Search code examples
rr-caretnnet

Get caret's model-parameters for nnet


I am having trouble extracting caret's finalModel-parameters for nnet. If I use the - in my mind - exactly same parameters for caret::train and nnet::nnet, I get (sometimes) big differences. Have I forgotten a parameter or is this due to the computation-algorithm of the neural network? I am aware that I can use predict for caret_net (in the example below), but I still would like to reproduce the results only with nnet.

Example:

library(nnet)
library(caret)

len <- 100
set.seed(4321)
X <- data.frame(x1 = rnorm(len, 40, 25), x2 = rnorm(len, 70, 4), x3 = rnorm(len, 1.6, 0.3))
y <- 20000 + X$x1 * 3 - X$x1*X$x2 * 4 - (X$x3**4) * 7 + rnorm(len, 0, 4)
XY <- cbind(X, y)

# pre-processing
preProcPrms <- preProcess(XY, method = c("center", "scale"))
XY_pre <- predict(preProcPrms, XY)

# caret-nnet
controlList <- trainControl(method = "cv", number = 5)
tuneMatrix <- expand.grid(size = c(1, 2), decay = c(0, 0.1))

caret_net <- train(x = XY_pre[ , colnames(XY_pre) != "y"],
                   y = XY_pre[ , colnames(XY_pre) == "y"],
                   method = "nnet",
                   linout = TRUE,
                   TRACE = FALSE,
                   maxit = 100,
                   tuneGrid = tuneMatrix,
                   trControl = controlList)

# nnet-nnet
nnet_net <- nnet(x = XY_pre[ , colnames(XY_pre) != "y"],
                 y = XY_pre[ , colnames(XY_pre) == "y"],
                 linout = caret_net$finalModel$param$linout,
                 TRACE = caret_net$finalModel$param$TRACE,
                 size = caret_net$bestTune$size,
                 decay = caret_net$bestTune$decay,
                 entropy = caret_net$finalModel$entropy,
                 maxit = 100)

# print
print(caret_net$finalModel)
print(nnet_net)

y_caret <- predict(caret_net$finalModel, XY_pre[ , colnames(XY_pre) != "y"])
y_nnet <- predict(nnet_net, XY_pre[ , colnames(XY_pre) != "y"])

plot(y_caret, y_nnet, main = "Hard to spot, but y_caret <> y_nnet - which prm have I forgotten?")
hist(y_caret - y_nnet)

Thx & kind regards


Solution

  • As stated in the comments the discrepancy is caused by different seeds. To quote @Artem Sokolov: Neural net training typically starts from a random state. It's reasonable to expect that caret::train and nnet::nnet start from two different states. Consequently, they likely converge to two different local optima.
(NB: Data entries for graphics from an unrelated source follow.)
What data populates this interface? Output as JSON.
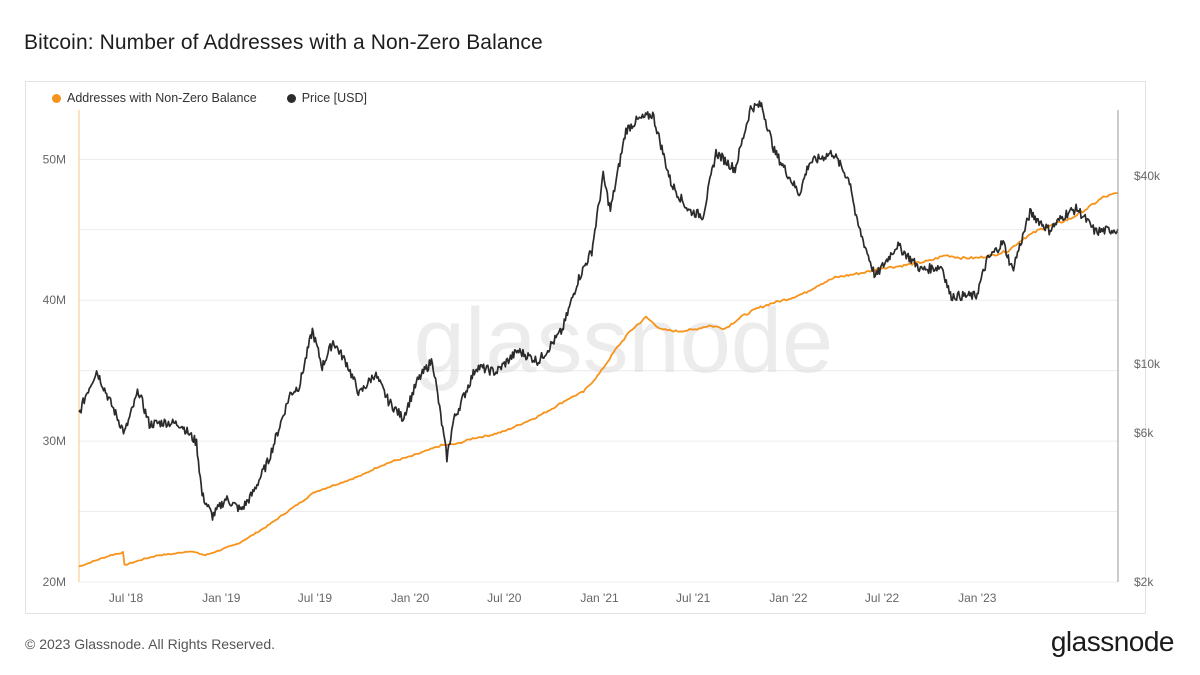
{
  "title": "Bitcoin: Number of Addresses with a Non-Zero Balance",
  "footer": {
    "copyright": "© 2023 Glassnode. All Rights Reserved.",
    "logo": "glassnode"
  },
  "watermark": "glassnode",
  "colors": {
    "addresses": "#f7931a",
    "price": "#2b2b2b",
    "grid": "#ececec",
    "axis_text": "#666666"
  },
  "chart_data": {
    "type": "line",
    "legend_placement": "top-left",
    "grid": true,
    "x_ticks": [
      "Jul '18",
      "Jan '19",
      "Jul '19",
      "Jan '20",
      "Jul '20",
      "Jan '21",
      "Jul '21",
      "Jan '22",
      "Jul '22",
      "Jan '23"
    ],
    "x_range": [
      "2018-04-01",
      "2023-09-30"
    ],
    "y_left": {
      "ticks": [
        "20M",
        "30M",
        "40M",
        "50M"
      ],
      "ylim": [
        20000000,
        53500000
      ]
    },
    "y_right": {
      "scale": "log",
      "ticks": [
        "$2k",
        "$6k",
        "$10k",
        "$40k"
      ],
      "ylim": [
        2000,
        65000
      ]
    },
    "series": [
      {
        "name": "Addresses with Non-Zero Balance",
        "axis": "left",
        "points": [
          [
            "2018-04-01",
            21100000.0
          ],
          [
            "2018-05-01",
            21500000.0
          ],
          [
            "2018-06-01",
            21900000.0
          ],
          [
            "2018-06-25",
            22100000.0
          ],
          [
            "2018-06-28",
            21200000.0
          ],
          [
            "2018-08-01",
            21600000.0
          ],
          [
            "2018-09-01",
            21900000.0
          ],
          [
            "2018-10-01",
            22000000.0
          ],
          [
            "2018-11-01",
            22200000.0
          ],
          [
            "2018-12-01",
            21900000.0
          ],
          [
            "2019-01-01",
            22300000.0
          ],
          [
            "2019-02-01",
            22700000.0
          ],
          [
            "2019-03-01",
            23300000.0
          ],
          [
            "2019-04-01",
            24000000.0
          ],
          [
            "2019-05-01",
            24800000.0
          ],
          [
            "2019-06-01",
            25600000.0
          ],
          [
            "2019-07-01",
            26400000.0
          ],
          [
            "2019-08-01",
            26800000.0
          ],
          [
            "2019-09-01",
            27200000.0
          ],
          [
            "2019-10-01",
            27600000.0
          ],
          [
            "2019-11-01",
            28200000.0
          ],
          [
            "2019-12-01",
            28600000.0
          ],
          [
            "2020-01-01",
            28900000.0
          ],
          [
            "2020-02-01",
            29300000.0
          ],
          [
            "2020-03-01",
            29700000.0
          ],
          [
            "2020-04-01",
            29800000.0
          ],
          [
            "2020-05-01",
            30200000.0
          ],
          [
            "2020-06-01",
            30400000.0
          ],
          [
            "2020-07-01",
            30700000.0
          ],
          [
            "2020-08-01",
            31200000.0
          ],
          [
            "2020-09-01",
            31700000.0
          ],
          [
            "2020-10-01",
            32300000.0
          ],
          [
            "2020-11-01",
            33000000.0
          ],
          [
            "2020-12-01",
            33500000.0
          ],
          [
            "2021-01-01",
            34800000.0
          ],
          [
            "2021-02-01",
            36500000.0
          ],
          [
            "2021-03-01",
            37800000.0
          ],
          [
            "2021-04-01",
            38800000.0
          ],
          [
            "2021-05-01",
            37900000.0
          ],
          [
            "2021-06-01",
            37800000.0
          ],
          [
            "2021-07-01",
            37900000.0
          ],
          [
            "2021-08-01",
            38200000.0
          ],
          [
            "2021-09-01",
            38000000.0
          ],
          [
            "2021-10-01",
            38800000.0
          ],
          [
            "2021-11-01",
            39400000.0
          ],
          [
            "2021-12-01",
            39800000.0
          ],
          [
            "2022-01-01",
            40100000.0
          ],
          [
            "2022-02-01",
            40500000.0
          ],
          [
            "2022-03-01",
            41100000.0
          ],
          [
            "2022-04-01",
            41600000.0
          ],
          [
            "2022-05-01",
            41800000.0
          ],
          [
            "2022-06-01",
            42000000.0
          ],
          [
            "2022-07-01",
            42300000.0
          ],
          [
            "2022-08-01",
            42400000.0
          ],
          [
            "2022-09-01",
            42600000.0
          ],
          [
            "2022-10-01",
            42800000.0
          ],
          [
            "2022-11-01",
            43200000.0
          ],
          [
            "2022-12-01",
            43000000.0
          ],
          [
            "2023-01-01",
            43000000.0
          ],
          [
            "2023-02-01",
            43200000.0
          ],
          [
            "2023-03-01",
            43500000.0
          ],
          [
            "2023-04-01",
            44400000.0
          ],
          [
            "2023-05-01",
            45000000.0
          ],
          [
            "2023-06-01",
            45400000.0
          ],
          [
            "2023-07-01",
            45800000.0
          ],
          [
            "2023-08-01",
            46500000.0
          ],
          [
            "2023-09-01",
            47300000.0
          ],
          [
            "2023-09-30",
            47600000.0
          ]
        ]
      },
      {
        "name": "Price [USD]",
        "axis": "right",
        "points": [
          [
            "2018-04-01",
            6900
          ],
          [
            "2018-04-15",
            8000
          ],
          [
            "2018-05-05",
            9500
          ],
          [
            "2018-06-01",
            7500
          ],
          [
            "2018-06-28",
            6000
          ],
          [
            "2018-07-25",
            8200
          ],
          [
            "2018-08-15",
            6400
          ],
          [
            "2018-09-15",
            6500
          ],
          [
            "2018-10-15",
            6400
          ],
          [
            "2018-11-14",
            5600
          ],
          [
            "2018-11-25",
            3800
          ],
          [
            "2018-12-15",
            3250
          ],
          [
            "2019-01-10",
            3700
          ],
          [
            "2019-02-08",
            3400
          ],
          [
            "2019-03-01",
            3800
          ],
          [
            "2019-04-02",
            4900
          ],
          [
            "2019-05-14",
            8000
          ],
          [
            "2019-06-01",
            8500
          ],
          [
            "2019-06-26",
            12800
          ],
          [
            "2019-07-15",
            9800
          ],
          [
            "2019-08-05",
            11800
          ],
          [
            "2019-09-01",
            10000
          ],
          [
            "2019-09-25",
            8000
          ],
          [
            "2019-10-25",
            9300
          ],
          [
            "2019-11-20",
            7600
          ],
          [
            "2019-12-18",
            6700
          ],
          [
            "2020-01-15",
            8800
          ],
          [
            "2020-02-13",
            10300
          ],
          [
            "2020-03-12",
            5000
          ],
          [
            "2020-03-25",
            6600
          ],
          [
            "2020-05-08",
            9800
          ],
          [
            "2020-06-15",
            9400
          ],
          [
            "2020-07-27",
            11000
          ],
          [
            "2020-09-05",
            10200
          ],
          [
            "2020-10-21",
            12800
          ],
          [
            "2020-11-20",
            18500
          ],
          [
            "2020-12-17",
            23000
          ],
          [
            "2021-01-08",
            40000
          ],
          [
            "2021-01-22",
            31000
          ],
          [
            "2021-02-21",
            56000
          ],
          [
            "2021-03-13",
            60000
          ],
          [
            "2021-04-14",
            63000
          ],
          [
            "2021-05-19",
            38000
          ],
          [
            "2021-06-22",
            31000
          ],
          [
            "2021-07-20",
            29800
          ],
          [
            "2021-08-14",
            47500
          ],
          [
            "2021-09-20",
            42000
          ],
          [
            "2021-10-20",
            66000
          ],
          [
            "2021-11-10",
            67500
          ],
          [
            "2021-12-05",
            48000
          ],
          [
            "2022-01-22",
            35000
          ],
          [
            "2022-02-10",
            44000
          ],
          [
            "2022-03-28",
            47500
          ],
          [
            "2022-05-01",
            38000
          ],
          [
            "2022-05-12",
            29000
          ],
          [
            "2022-06-18",
            19000
          ],
          [
            "2022-07-30",
            24000
          ],
          [
            "2022-09-15",
            20000
          ],
          [
            "2022-10-25",
            20500
          ],
          [
            "2022-11-10",
            16500
          ],
          [
            "2022-12-30",
            16500
          ],
          [
            "2023-01-20",
            21500
          ],
          [
            "2023-02-20",
            24500
          ],
          [
            "2023-03-10",
            20000
          ],
          [
            "2023-04-13",
            30500
          ],
          [
            "2023-05-20",
            26800
          ],
          [
            "2023-06-22",
            30300
          ],
          [
            "2023-07-13",
            31400
          ],
          [
            "2023-08-17",
            26500
          ],
          [
            "2023-09-30",
            27000
          ]
        ]
      }
    ]
  }
}
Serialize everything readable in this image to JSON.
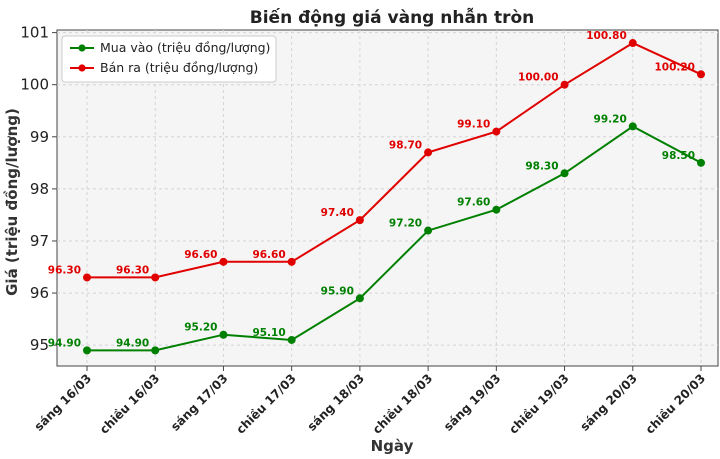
{
  "chart_data": {
    "type": "line",
    "title": "Biến động giá vàng nhẫn tròn",
    "xlabel": "Ngày",
    "ylabel": "Giá (triệu đồng/lượng)",
    "categories": [
      "sáng 16/03",
      "chiều 16/03",
      "sáng 17/03",
      "chiều 17/03",
      "sáng 18/03",
      "chiều 18/03",
      "sáng 19/03",
      "chiều 19/03",
      "sáng 20/03",
      "chiều 20/03"
    ],
    "series": [
      {
        "name": "Mua vào (triệu đồng/lượng)",
        "color": "#008000",
        "values": [
          94.9,
          94.9,
          95.2,
          95.1,
          95.9,
          97.2,
          97.6,
          98.3,
          99.2,
          98.5
        ],
        "labels": [
          "94.90",
          "94.90",
          "95.20",
          "95.10",
          "95.90",
          "97.20",
          "97.60",
          "98.30",
          "99.20",
          "98.50"
        ]
      },
      {
        "name": "Bán ra (triệu đồng/lượng)",
        "color": "#e00000",
        "values": [
          96.3,
          96.3,
          96.6,
          96.6,
          97.4,
          98.7,
          99.1,
          100.0,
          100.8,
          100.2
        ],
        "labels": [
          "96.30",
          "96.30",
          "96.60",
          "96.60",
          "97.40",
          "98.70",
          "99.10",
          "100.00",
          "100.80",
          "100.20"
        ]
      }
    ],
    "ylim": [
      94.6,
      101.05
    ],
    "yticks": [
      "95",
      "96",
      "97",
      "98",
      "99",
      "100",
      "101"
    ],
    "grid": true,
    "legend": "top-left"
  }
}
    To get a reproducible model start from the same seed:

    controlList <- trainControl(method = "none", seeds = 1)
    tuneMatrix <- expand.grid(size = 2, decay = 0)
    
    set.seed(1)
    caret_net <- train(x = XY_pre[ , colnames(XY_pre) != "y"],
                       y = XY_pre[ , colnames(XY_pre) == "y"],
                       method = "nnet",
                       linout = TRUE,
                       TRACE = FALSE,
                       maxit = 100,
                       tuneGrid = tuneMatrix,
                       trControl = controlList)
    
    set.seed(1)
    nnet_net <- nnet(x = XY_pre[ , colnames(XY_pre) != "y"],
                     y = XY_pre[ , colnames(XY_pre) == "y"],
                     linout = caret_net$finalModel$param$linout,
                     TRACE = caret_net$finalModel$param$TRACE,
                     size = caret_net$bestTune$size,
                     decay = caret_net$bestTune$decay,
                     entropy = caret_net$finalModel$entropy,
                     maxit = 100)
    
    y_caret <- predict(caret_net, XY_pre[ , colnames(XY_pre) != "y"])
    y_nnet <- predict(nnet_net, XY_pre[ , colnames(XY_pre) != "y"])
    
    
    all.equal(as.vector(y_caret[,1]), y_nnet[,1])
    #TRUE
    

    apart from setting the same seeds the key is to avoid re-sampling in caret since it depends on the seed and precedes the model training.